- Born: ‹The template below is included via a redirect (Template:Birth-date) that is under discussion. See redirects for discussion to help reach a consensus.›10 August 1968 Bern, Switzerland
- Died: 5 September 2011 (aged 43) Donnalucata, Ragusa, Italy
- Occupation: Tenor

= Salvatore Licitra =

Italian operatic tenor

Salvatore Licitra (10 August 1968 – 5 September 2011) was an Italian operatic tenor.

==Early life and debuts==
Born in Bern, Switzerland, to Sicilian parents, Licitra grew up in Milan. He fell into opera by accident. As many tenors before him, he was not altogether confident about his vocal capabilities and started working as a graphic artist for Italian Vogue. At the age of 19 he began attending singing classes on a regular basis and enrolled at the Music Academy of Parma and the Corsi Verdiani. After 8 years of studies, initially as a choir vocalist, he left his voice teacher and enrolled at Carlo Bergonzi's voice academy in Busseto.

He debuted in Un ballo in maschera in Parma in 1998, in a performance for Bergonzi's students. His success led to a contract as cover in Ballo, Rigoletto and Aida in Verona, and he ended up singing them all. Buoyed by positive audience reception, he auditioned for Riccardo Muti at La Scala, who hired the young tenor for Alvaro in a new production of La forza del destino.

==At La Scala and other houses==
In March 1999, he debuted at La Scala under Riccardo Muti in La forza del destino as Alvaro, then sang in Tosca and Madama Butterfly at the Arena di Verona in June and July, then Tosca at La Scala in March 2000, again with Muti. The performance was recorded and released on Sony Classical. In May he debuted in Madrid in La forza del destino, and in Verona, he was awarded the Premio Zenatello as tenor of the year, and sang in La forza del destino at the Arena in July. In September he traveled to Japan with the La Scala ensemble for performances of Forza. Milan honoured him with the Honorary Citizenship Medal, and Sony offered him an exclusive recording contract.
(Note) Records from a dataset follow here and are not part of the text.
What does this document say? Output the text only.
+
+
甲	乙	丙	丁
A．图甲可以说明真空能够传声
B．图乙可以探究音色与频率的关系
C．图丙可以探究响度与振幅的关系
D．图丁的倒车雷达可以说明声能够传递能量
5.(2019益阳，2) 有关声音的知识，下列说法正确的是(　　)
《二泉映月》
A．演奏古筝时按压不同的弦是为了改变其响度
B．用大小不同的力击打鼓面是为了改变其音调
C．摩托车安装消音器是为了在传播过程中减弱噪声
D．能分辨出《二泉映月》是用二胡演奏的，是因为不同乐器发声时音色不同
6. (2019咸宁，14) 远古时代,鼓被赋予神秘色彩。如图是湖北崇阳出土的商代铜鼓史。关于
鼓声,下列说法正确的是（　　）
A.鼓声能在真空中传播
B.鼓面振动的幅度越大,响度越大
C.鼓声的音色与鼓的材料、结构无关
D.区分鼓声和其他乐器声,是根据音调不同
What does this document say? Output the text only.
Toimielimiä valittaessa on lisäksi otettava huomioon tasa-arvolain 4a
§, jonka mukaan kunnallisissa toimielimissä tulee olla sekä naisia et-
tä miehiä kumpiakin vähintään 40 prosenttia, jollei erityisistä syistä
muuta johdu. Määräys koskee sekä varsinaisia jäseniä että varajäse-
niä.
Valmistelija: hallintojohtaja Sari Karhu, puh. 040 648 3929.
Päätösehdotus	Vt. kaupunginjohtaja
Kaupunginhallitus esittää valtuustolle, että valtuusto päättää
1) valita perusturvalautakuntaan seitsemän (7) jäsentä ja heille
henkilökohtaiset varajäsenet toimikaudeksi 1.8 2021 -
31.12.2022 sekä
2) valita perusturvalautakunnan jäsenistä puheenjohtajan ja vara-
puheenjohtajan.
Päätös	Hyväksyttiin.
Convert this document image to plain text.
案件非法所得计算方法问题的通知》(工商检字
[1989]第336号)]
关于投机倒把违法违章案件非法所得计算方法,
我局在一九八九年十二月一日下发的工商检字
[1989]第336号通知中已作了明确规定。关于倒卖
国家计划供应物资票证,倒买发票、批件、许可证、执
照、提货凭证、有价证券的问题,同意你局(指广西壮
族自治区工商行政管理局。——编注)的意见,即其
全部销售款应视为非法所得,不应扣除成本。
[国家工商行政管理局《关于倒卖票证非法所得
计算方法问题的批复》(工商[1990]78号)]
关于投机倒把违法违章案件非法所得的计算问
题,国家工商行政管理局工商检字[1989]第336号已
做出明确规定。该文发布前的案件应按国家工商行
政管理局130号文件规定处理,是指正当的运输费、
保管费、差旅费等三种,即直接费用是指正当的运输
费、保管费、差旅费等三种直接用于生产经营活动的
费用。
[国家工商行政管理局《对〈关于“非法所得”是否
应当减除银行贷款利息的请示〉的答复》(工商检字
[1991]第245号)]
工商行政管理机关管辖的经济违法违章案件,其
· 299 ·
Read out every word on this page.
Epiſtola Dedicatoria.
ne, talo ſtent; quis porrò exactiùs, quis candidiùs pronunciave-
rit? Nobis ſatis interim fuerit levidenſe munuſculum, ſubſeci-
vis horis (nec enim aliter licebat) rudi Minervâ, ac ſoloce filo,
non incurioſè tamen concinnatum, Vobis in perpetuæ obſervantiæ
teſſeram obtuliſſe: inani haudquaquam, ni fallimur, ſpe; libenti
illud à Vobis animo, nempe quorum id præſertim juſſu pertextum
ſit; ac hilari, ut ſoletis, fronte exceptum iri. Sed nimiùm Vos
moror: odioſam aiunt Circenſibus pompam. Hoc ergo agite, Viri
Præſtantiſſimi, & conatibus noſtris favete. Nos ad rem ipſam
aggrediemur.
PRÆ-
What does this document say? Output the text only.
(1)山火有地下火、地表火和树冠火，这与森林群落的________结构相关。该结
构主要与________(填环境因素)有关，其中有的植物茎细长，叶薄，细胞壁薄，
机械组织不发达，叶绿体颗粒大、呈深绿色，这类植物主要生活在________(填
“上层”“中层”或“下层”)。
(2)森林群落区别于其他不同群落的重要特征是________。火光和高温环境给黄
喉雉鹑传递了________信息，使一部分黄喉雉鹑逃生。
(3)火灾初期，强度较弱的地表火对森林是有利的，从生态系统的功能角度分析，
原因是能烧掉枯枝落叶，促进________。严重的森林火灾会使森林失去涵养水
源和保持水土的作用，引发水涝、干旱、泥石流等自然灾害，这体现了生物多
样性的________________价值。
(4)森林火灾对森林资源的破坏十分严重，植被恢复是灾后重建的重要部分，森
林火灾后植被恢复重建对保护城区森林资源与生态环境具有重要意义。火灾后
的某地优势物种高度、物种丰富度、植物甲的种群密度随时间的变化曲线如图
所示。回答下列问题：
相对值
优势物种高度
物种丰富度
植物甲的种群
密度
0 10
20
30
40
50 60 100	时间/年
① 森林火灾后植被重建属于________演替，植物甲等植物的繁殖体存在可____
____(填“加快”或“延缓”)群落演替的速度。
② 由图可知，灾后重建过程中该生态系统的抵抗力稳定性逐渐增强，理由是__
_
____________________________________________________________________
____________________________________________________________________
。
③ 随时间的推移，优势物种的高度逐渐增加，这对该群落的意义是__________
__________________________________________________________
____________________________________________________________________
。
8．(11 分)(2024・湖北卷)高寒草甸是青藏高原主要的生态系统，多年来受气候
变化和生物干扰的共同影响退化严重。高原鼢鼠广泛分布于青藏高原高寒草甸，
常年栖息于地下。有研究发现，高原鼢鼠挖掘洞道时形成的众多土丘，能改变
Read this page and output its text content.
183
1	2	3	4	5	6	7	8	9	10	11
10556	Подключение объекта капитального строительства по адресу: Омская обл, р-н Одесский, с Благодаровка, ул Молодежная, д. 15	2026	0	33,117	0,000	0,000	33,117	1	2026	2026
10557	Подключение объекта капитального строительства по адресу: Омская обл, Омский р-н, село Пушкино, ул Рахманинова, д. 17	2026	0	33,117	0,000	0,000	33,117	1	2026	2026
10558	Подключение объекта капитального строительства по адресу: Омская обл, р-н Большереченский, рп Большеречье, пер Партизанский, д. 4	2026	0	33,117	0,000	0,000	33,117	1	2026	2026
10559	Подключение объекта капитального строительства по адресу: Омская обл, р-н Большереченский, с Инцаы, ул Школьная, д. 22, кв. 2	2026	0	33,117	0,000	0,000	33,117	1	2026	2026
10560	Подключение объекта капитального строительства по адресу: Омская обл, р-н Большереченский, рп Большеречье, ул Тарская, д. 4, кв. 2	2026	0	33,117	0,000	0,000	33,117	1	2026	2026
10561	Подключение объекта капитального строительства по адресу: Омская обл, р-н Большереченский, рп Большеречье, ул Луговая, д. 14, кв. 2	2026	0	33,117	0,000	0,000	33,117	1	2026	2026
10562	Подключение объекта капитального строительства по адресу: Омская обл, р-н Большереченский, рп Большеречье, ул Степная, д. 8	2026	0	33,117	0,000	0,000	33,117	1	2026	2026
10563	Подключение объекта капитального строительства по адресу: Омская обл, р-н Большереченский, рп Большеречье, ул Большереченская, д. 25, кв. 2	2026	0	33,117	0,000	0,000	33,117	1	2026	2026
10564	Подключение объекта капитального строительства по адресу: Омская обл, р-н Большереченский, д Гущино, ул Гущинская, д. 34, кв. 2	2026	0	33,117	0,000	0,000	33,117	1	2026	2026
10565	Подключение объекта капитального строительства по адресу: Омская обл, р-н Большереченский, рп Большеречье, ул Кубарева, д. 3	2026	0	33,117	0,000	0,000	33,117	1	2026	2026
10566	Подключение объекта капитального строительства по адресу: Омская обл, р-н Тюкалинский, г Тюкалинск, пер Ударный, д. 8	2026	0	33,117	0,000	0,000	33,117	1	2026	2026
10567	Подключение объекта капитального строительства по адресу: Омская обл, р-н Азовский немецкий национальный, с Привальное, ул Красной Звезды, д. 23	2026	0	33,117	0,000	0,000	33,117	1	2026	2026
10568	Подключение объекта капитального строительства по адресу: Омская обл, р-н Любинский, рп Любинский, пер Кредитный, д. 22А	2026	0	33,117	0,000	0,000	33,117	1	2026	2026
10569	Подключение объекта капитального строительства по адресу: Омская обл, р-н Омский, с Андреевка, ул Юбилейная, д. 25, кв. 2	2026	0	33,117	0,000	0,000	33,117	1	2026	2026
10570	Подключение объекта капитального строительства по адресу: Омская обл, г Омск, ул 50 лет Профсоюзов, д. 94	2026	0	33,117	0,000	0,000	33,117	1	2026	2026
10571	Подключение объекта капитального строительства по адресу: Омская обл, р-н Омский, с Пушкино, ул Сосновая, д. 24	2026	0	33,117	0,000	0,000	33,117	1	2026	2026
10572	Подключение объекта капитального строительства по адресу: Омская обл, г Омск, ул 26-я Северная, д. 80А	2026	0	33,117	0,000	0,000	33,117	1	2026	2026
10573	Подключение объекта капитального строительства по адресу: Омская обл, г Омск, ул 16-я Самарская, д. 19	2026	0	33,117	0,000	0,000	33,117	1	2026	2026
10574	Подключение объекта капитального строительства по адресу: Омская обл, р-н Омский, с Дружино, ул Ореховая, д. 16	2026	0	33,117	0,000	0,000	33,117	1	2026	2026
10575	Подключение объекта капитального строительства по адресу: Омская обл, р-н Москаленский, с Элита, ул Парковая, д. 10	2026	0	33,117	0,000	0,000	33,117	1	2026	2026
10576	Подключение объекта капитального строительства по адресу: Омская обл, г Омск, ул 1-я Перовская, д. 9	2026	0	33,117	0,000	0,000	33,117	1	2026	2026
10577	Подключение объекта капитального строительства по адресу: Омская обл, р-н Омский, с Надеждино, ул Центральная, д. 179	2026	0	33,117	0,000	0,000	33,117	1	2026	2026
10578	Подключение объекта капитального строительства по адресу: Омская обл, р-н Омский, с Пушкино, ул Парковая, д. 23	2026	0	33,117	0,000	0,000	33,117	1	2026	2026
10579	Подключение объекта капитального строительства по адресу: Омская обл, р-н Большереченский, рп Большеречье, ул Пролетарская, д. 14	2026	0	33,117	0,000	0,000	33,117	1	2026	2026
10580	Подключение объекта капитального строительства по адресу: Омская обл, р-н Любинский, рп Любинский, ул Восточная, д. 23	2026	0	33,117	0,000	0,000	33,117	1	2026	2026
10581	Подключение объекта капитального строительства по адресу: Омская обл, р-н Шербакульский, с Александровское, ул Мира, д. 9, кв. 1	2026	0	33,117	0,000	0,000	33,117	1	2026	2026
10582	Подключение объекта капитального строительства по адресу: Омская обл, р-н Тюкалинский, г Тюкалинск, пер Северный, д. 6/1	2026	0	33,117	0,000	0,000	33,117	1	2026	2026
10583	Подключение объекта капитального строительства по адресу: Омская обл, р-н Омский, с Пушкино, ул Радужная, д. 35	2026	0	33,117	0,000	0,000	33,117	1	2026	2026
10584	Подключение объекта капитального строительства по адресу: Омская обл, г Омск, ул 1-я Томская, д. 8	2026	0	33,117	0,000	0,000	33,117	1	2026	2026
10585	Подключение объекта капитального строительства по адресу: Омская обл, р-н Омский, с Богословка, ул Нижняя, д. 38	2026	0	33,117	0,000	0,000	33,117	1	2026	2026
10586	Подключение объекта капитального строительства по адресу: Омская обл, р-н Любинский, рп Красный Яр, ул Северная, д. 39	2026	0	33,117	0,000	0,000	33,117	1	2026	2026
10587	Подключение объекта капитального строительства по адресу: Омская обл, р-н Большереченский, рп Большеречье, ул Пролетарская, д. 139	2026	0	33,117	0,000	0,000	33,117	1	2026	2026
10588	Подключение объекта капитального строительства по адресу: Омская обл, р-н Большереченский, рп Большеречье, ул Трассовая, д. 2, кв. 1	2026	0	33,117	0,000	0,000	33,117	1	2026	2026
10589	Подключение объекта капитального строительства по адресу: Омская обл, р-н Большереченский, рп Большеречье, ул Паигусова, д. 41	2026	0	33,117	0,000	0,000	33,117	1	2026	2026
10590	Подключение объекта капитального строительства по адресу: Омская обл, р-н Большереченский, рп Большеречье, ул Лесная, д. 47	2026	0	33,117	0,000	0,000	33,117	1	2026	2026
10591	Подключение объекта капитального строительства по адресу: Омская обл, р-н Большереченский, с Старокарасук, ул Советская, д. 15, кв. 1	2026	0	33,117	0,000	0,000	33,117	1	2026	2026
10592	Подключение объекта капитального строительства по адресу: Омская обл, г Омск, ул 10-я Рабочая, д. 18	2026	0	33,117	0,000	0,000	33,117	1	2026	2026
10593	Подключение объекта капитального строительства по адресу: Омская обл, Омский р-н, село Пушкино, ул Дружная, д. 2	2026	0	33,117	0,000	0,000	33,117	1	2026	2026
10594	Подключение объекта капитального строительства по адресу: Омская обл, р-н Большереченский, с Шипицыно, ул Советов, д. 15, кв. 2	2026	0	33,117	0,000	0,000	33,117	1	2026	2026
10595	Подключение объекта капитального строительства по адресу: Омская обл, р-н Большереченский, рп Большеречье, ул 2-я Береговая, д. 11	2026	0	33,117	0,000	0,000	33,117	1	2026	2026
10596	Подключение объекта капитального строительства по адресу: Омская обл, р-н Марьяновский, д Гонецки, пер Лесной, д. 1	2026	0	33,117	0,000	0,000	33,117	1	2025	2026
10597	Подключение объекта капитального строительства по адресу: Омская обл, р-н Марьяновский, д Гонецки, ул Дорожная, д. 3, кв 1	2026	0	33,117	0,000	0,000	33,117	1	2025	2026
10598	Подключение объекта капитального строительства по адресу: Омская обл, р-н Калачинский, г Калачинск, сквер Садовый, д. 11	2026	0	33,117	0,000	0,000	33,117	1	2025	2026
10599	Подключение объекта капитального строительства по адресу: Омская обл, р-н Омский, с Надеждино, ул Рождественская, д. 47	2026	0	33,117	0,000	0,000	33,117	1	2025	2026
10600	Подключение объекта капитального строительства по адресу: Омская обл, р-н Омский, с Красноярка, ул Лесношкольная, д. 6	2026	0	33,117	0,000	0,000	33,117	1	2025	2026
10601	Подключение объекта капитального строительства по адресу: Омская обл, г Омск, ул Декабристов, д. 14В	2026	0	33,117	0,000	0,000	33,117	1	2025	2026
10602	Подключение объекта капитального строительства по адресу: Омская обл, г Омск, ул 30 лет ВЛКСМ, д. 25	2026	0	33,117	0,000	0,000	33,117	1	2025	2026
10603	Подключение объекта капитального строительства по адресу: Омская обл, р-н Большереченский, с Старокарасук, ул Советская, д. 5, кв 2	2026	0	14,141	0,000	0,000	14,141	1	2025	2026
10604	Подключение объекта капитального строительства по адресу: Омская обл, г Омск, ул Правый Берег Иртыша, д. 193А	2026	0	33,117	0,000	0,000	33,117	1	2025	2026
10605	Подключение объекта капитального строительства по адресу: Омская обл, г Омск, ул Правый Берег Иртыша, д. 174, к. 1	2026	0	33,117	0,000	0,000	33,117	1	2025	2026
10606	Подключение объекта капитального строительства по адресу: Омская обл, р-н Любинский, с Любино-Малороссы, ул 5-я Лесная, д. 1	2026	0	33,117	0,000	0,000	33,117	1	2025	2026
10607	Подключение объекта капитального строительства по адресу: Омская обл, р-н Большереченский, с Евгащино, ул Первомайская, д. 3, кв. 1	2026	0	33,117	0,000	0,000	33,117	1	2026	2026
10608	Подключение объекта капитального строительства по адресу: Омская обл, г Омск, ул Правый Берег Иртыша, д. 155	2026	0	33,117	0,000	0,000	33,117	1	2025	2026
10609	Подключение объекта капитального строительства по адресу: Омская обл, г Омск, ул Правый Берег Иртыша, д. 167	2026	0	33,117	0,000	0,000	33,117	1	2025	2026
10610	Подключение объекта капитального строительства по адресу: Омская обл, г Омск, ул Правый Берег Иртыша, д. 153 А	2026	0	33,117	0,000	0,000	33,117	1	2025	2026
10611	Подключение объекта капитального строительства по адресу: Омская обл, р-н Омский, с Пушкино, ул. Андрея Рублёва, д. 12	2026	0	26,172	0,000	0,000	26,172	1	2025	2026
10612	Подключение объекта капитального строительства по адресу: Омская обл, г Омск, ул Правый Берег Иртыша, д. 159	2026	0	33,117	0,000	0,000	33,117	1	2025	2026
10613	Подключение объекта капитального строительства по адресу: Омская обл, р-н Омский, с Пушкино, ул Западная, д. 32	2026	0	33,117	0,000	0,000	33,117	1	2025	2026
A performance of Il trovatore, recorded and issued by Sony, opened the 2000/2001 season at La Scala and the centennial of Verdi's death, the Anno Verdi. The opera had not been performed at La Scala in 22 years, and controversy ensued after Muti, who was the conductor and who had personally hand-picked Licitra for the role of Manrico, forbade his tenor to sing the traditional, interpolated high C of the 3rd act cabaletta "Di quella pira". There was an uproar in the audience, who booed the maestro's decision. Six months later Licitra sang the part again in Verona to great acclaim. Prior to Il trovatore in Verona, he had performed in Un ballo in maschera at La Scala under Muti, then repeated the success in Rome in December. In November he made his American debut as a guest soloist at the 26th annual Richard Tucker Music Foundation Opera Gala in New York. In December he left for Vienna and the Wiener Staatsoper to sing in Tosca, then Manrico in Il trovatore at the Sao Carlos in Lisbon in January 2002 and Alvaro (Forza) in Turin in February.

==The Met and beyond==
The Metropolitan Opera followed unexpectedly on 11 May 2002 when he appeared in Tosca, substituting for Luciano Pavarotti, then 66, who had cancelled the performance two hours before curtain time. Licitra, who was not scheduled to debut there until 2004, was flown in by the Met as a back-up singer and eventually received a 43-second ovation at the conclusion of "Recondita armonia" and a 46-second ovation at the conclusion of "E lucevan le stelle". In the short time since his debut in 1998, Licitra was dubbed the New Pavarotti, a tenor "worthy of the great Italian tradition". The New York Times reported after his American debut with the Richard Tucker Gala: "... an Italian tenor with a deep baritonal lower range, a brighter upper register, and strong secure high notes [...] in true Italian tenor tradition [...] If he can withstand the inevitable "fourth tenor" hype, he could be one to watch". He subsequently added the title roles in Andrea Chénier, Ernani, Don Carlos, Turiddu in Cavalleria rusticana, Canio in Pagliacci, Dick in La fanciulla del West, and Luigi in Il tabarro, to his repertoire.

Licitra's final public appearance was a concert performance of Puccini's Tosca with the Chicago Symphony Orchestra at the Ravinia Festival on 30 July 2011. James Conlon conducted, and the cast included Patricia Racette and Bryn Terfel.

==Death==
On 27 August 2011, Licitra sustained severe head and chest injuries when he suffered a cerebral hemorrhage while riding his motor scooter and crashed into a wall in Donnalucata, Scicli, Ragusa Province, Sicily. He remained in a coma for nine days in the Garibaldi Hospital in Catania and was pronounced dead on 5 September 2011. His body was taken to lie in repose in Catania's opera house, the Teatro Massimo Bellini.